The U.S. Food and Drug Administration is stepping up traceability requirements for suppliers of seafood and other fresh foods.

“FDA will be able to more rapidly and effectively identify the origin and route of travel of certain contaminated foods to prevent or mitigate foodborne illness outbreaks, address credible threats of serious adverse health consequences or death, and minimize overly broad advisories or recalls that implicate unaffected food products,” the agency said in a press release in November.

The additional recordkeeping requirements apply to those that manufacture, process, pack, or hold certain foods, including all histamine-producing species of finfish, all finfish potentially contaminated with ciguatoxin (such as grouper, barracuda, and snapper), and all finfish. The rule also applies to all smoked fish, molluscs, and crustaceans.

The rules were criticized by some organizations, saying it would demand huge investments and went beyond the FDA’s statutory authority.

Number 3: Seafood fraud a growing international problem impacting food safety, study finds

A report released in April examined food fraud across 80 countries and 72 seafood species, finding seafood fraud is a growing problem internationally.

The 11 sins of seafood: Assessing a decade of food fraud reports in the global supply chain” examined seafood fraud incidents over the past 10 years, as reported via the E.U.’s Rapid Alert System for Food and Feed, Decernis's Food Fraud Database, HorizonScan, and LexisNexis databases, in order to analyze the types of fraud that commonly occur.

More than half (53 percent) of the issues reported across all four datasets involved the presence of illegal or unauthorized veterinary residues in seafood originating from Asia, particularly Vietnam, China, and India, where antibiotics are employed for both prophylactic and therapeutic use. 
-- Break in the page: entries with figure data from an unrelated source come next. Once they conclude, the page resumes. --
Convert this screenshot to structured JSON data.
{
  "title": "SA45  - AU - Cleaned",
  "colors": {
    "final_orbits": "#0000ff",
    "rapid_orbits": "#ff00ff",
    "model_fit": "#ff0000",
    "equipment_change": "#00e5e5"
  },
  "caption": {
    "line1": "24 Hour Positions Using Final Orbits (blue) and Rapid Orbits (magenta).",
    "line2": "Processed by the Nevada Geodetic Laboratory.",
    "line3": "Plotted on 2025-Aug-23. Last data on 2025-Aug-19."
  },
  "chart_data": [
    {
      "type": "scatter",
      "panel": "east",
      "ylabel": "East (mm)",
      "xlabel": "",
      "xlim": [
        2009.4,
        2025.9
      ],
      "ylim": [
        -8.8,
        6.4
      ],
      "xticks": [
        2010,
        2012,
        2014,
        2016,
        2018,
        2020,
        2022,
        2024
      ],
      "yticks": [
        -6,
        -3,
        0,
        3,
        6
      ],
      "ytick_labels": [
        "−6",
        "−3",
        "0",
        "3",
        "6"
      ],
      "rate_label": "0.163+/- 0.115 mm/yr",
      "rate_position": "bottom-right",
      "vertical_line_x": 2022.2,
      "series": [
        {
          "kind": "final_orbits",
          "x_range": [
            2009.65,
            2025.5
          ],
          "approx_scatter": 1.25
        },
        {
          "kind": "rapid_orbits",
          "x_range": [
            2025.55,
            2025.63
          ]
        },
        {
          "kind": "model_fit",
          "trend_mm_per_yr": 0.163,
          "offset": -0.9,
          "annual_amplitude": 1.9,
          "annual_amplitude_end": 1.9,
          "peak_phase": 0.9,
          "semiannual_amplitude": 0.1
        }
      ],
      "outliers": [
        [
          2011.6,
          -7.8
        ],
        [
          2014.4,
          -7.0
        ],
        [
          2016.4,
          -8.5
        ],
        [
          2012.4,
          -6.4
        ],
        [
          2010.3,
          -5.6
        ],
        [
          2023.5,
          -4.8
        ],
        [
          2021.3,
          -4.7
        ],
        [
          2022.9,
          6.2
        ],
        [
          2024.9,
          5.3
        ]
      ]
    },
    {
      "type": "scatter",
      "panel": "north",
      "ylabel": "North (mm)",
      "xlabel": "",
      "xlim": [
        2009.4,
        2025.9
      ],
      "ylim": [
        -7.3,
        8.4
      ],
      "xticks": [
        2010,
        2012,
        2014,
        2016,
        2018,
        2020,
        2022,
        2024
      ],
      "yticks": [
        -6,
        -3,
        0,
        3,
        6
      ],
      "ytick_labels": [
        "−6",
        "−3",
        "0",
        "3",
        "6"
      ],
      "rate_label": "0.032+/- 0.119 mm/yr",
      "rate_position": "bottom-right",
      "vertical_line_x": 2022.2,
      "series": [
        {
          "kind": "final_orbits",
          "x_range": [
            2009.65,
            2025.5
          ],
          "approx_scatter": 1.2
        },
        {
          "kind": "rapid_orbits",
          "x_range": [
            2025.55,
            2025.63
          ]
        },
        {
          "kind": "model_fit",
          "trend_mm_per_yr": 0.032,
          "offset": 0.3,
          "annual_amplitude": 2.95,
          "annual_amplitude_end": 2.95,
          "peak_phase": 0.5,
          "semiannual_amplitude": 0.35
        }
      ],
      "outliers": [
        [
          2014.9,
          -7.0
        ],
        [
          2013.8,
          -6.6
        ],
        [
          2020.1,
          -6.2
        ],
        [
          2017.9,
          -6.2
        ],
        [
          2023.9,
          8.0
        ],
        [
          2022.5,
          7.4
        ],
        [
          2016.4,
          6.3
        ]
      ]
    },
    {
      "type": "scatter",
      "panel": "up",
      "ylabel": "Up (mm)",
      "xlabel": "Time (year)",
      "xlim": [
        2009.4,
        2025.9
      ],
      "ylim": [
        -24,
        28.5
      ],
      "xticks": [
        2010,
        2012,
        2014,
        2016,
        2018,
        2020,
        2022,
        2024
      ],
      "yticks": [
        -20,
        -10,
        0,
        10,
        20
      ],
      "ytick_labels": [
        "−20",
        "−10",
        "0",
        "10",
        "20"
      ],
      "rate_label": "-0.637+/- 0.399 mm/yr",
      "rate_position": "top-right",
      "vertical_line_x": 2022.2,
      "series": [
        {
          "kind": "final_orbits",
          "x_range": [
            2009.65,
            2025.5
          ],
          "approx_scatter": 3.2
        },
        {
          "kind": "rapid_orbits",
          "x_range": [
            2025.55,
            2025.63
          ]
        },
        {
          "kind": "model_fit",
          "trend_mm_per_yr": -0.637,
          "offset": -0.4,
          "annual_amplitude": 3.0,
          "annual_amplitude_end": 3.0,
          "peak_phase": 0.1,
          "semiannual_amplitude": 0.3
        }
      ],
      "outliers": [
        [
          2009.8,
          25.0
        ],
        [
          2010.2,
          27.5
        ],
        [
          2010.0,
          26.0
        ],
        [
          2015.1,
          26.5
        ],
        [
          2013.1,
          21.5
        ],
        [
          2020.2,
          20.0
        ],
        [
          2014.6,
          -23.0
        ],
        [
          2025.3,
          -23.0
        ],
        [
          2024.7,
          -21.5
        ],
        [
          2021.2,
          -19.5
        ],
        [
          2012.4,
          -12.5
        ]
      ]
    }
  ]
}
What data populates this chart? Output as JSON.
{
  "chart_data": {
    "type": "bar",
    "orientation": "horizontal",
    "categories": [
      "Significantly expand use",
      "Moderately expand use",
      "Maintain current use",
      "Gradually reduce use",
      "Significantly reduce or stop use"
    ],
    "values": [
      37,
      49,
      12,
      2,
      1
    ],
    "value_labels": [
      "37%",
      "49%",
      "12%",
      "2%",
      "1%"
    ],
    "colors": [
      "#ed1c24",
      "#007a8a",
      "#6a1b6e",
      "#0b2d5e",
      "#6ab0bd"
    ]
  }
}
Species substitution was also a major issue, including monkfish substituted for pufferfish in Senegal and the Gambia, and 10 metric tons of fake jellyfish made from sodium alginate, calcium chloride, and aluminum sulphate produced and distributed in China in 2015.

Number 2: Raw salmon used in sushi and poke linked to U.S. salmonella outbreak

A multistate outbreak of salmonella infections in the U.S. was linked to raw salmon supplied to sushi and poke restaurants.

Thirty-three illnesses and 13 hospitalizations are linked to the outbreak, traced back to Pico Rivera, California, U.S.A.-based supplier Mariscos Bahia, the U.S. Food and Drug Administration said in a press release in October.

Of 16 people interviewed by authorities, 12 reported eating sushi, sashimi, or poke at restaurants in California and Arizona. Of those interviewed, 11 people remembered details about the type of fish consumed and nine report eating raw salmon before getting sick.

No deaths were reported as a result of the outbreak.

Number 1: NOAA raids North Carolina seafood market

In January NOAA officers raided B&J Seafood Market in New Bern, North Carolina, U.S.A.

The raid involved NOAA Fisheries trucks which blocked off entrances to the parking lot while officers carried several full trash bags and boxes labeled "fresh seafood" to their vehicles, the New Bern Sun Journal reported.

The contents of the containers, or the reasons for the raid, were not disclosed by NOAA.